Filip Gurłacz w rozmowie z magazynem "Viva!" przyznał, że choć początkowo marzył o zwycięstwie w programie "Taniec z gwiazdami", dziś cieszy się z drugiego miejsca. - Myślałem, że fajnie byłoby dojść do finału. I jestem bardzo zadowolony z tego, że zająłem drugie miejsce. (...) Za zwycięstwo dostałbym statuetkę i pieniądze. Gdybym wygrał, całą kwotę przeznaczyłbym na budowę domu. Nie pomyślałbym o wydaniu wygranej na spędzenie czasu z bliskimi - wyjawił 35-latek. W przegranej szybko doszukał się ogromnego plusa.

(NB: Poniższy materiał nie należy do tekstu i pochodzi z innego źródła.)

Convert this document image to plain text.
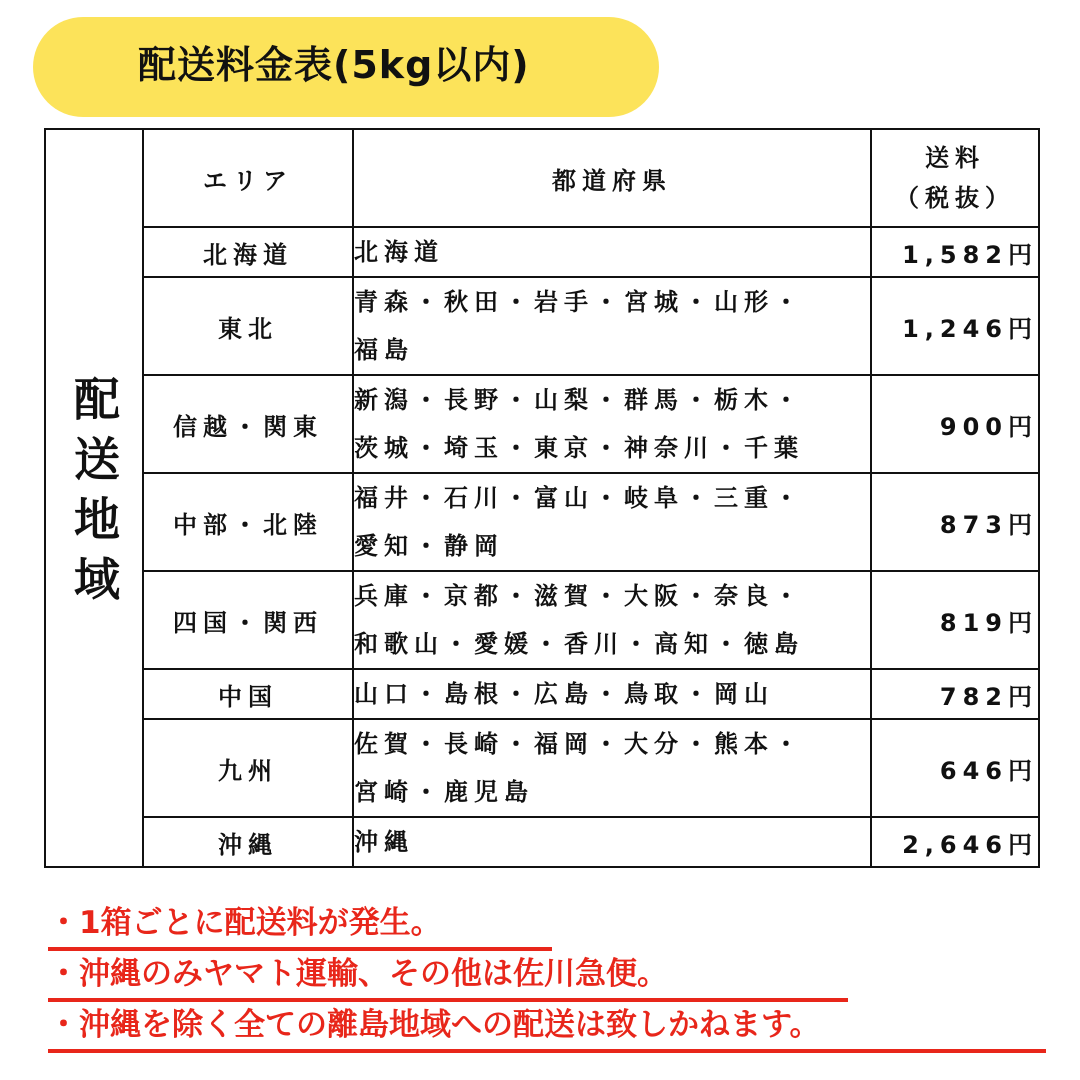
配送料金表(5kg以内)
配送地域	エリア	都道府県	送料
（税抜）

	北海道	北海道	1,582円
	東北	青森・秋田・岩手・宮城・山形・
福島	1,246円
	信越・関東	新潟・長野・山梨・群馬・栃木・
茨城・埼玉・東京・神奈川・千葉	900円
	中部・北陸	福井・石川・富山・岐阜・三重・
愛知・静岡	873円
	四国・関西	兵庫・京都・滋賀・大阪・奈良・
和歌山・愛媛・香川・高知・徳島	819円
	中国	山口・島根・広島・鳥取・岡山	782円
	九州	佐賀・長崎・福岡・大分・熊本・
宮崎・鹿児島	646円
	沖縄	沖縄	2,646円
・1箱ごとに配送料が発生。
・沖縄のみヤマト運輸、その他は佐川急便。
・沖縄を除く全ての離島地域への配送は致しかねます。
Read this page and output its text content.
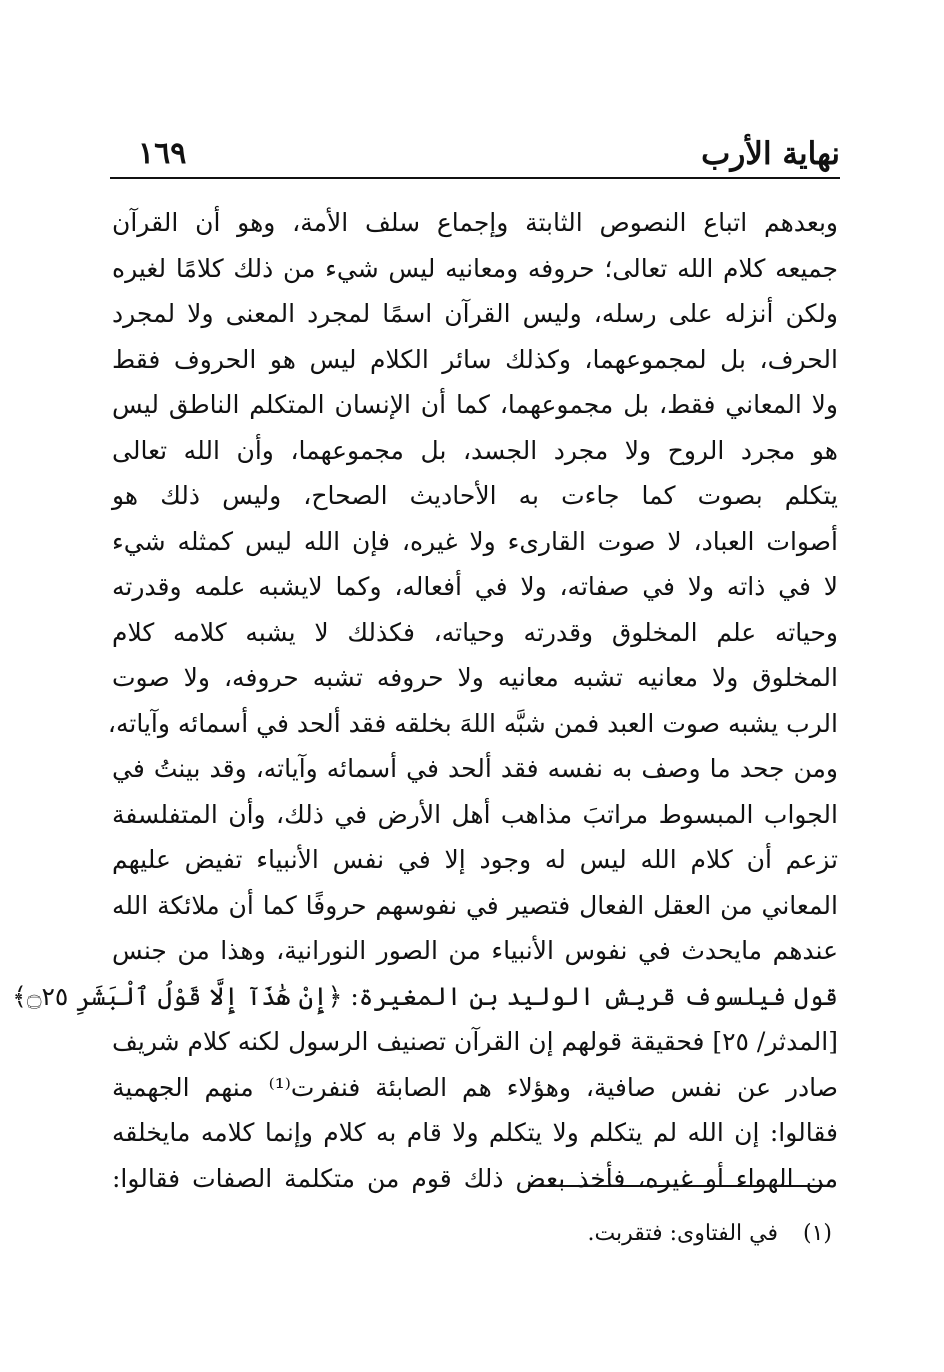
نهاية الأرب
١٦٩
وبعدهم اتباع النصوص الثابتة وإجماع سلف الأمة، وهو أن القرآن
جميعه كلام الله تعالى؛ حروفه ومعانيه ليس شيء من ذلك كلامًا لغيره
ولكن أنزله على رسله، وليس القرآن اسمًا لمجرد المعنى ولا لمجرد
الحرف، بل لمجموعهما، وكذلك سائر الكلام ليس هو الحروف فقط
ولا المعاني فقط، بل مجموعهما، كما أن الإنسان المتكلم الناطق ليس
هو مجرد الروح ولا مجرد الجسد، بل مجموعهما، وأن الله تعالى
يتكلم بصوت كما جاءت به الأحاديث الصحاح، وليس ذلك هو
أصوات العباد، لا صوت القارىء ولا غيره، فإن الله ليس كمثله شيء
لا في ذاته ولا في صفاته، ولا في أفعاله، وكما لايشبه علمه وقدرته
وحياته علم المخلوق وقدرته وحياته، فكذلك لا يشبه كلامه كلام
المخلوق ولا معانيه تشبه معانيه ولا حروفه تشبه حروفه، ولا صوت
الرب يشبه صوت العبد فمن شبَّه اللهَ بخلقه فقد ألحد في أسمائه وآياته،
ومن جحد ما وصف به نفسه فقد ألحد في أسمائه وآياته، وقد بينتُ في
الجواب المبسوط مراتبَ مذاهب أهل الأرض في ذلك، وأن المتفلسفة
تزعم أن كلام الله ليس له وجود إلا في نفس الأنبياء تفيض عليهم
المعاني من العقل الفعال فتصير في نفوسهم حروفًا كما أن ملائكة الله
عندهم مايحدث في نفوس الأنبياء من الصور النورانية، وهذا من جنس
قول فيلسوف قريش الوليد بن المغيرة: ﴿إِنْ هَٰذَآ إِلَّا قَوْلُ ٱلْبَشَرِ ۝٢٥﴾
[المدثر/ ٢٥] فحقيقة قولهم إن القرآن تصنيف الرسول لكنه كلام شريف
صادر عن نفس صافية، وهؤلاء هم الصابئة فنفرت⁽¹⁾ منهم الجهمية
فقالوا: إن الله لم يتكلم ولا يتكلم ولا قام به كلام وإنما كلامه مايخلقه
من الهواء أو غيره، فأخذ بعض ذلك قوم من متكلمة الصفات فقالوا:
(١) في الفتاوى: فتقربت.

Za drugie miejsce nagrodą był voucher na rodzinne wakacje. Wygrałem więc coś dużo cenniejszego niż pieniądze. Czas z rodziną. Drugie miejsce jest dla mnie w pełni satysfakcjonujące
- wyznał Gurłacz, dając do zrozumienia, że czas z bliskimi okazał się największą nagrodą.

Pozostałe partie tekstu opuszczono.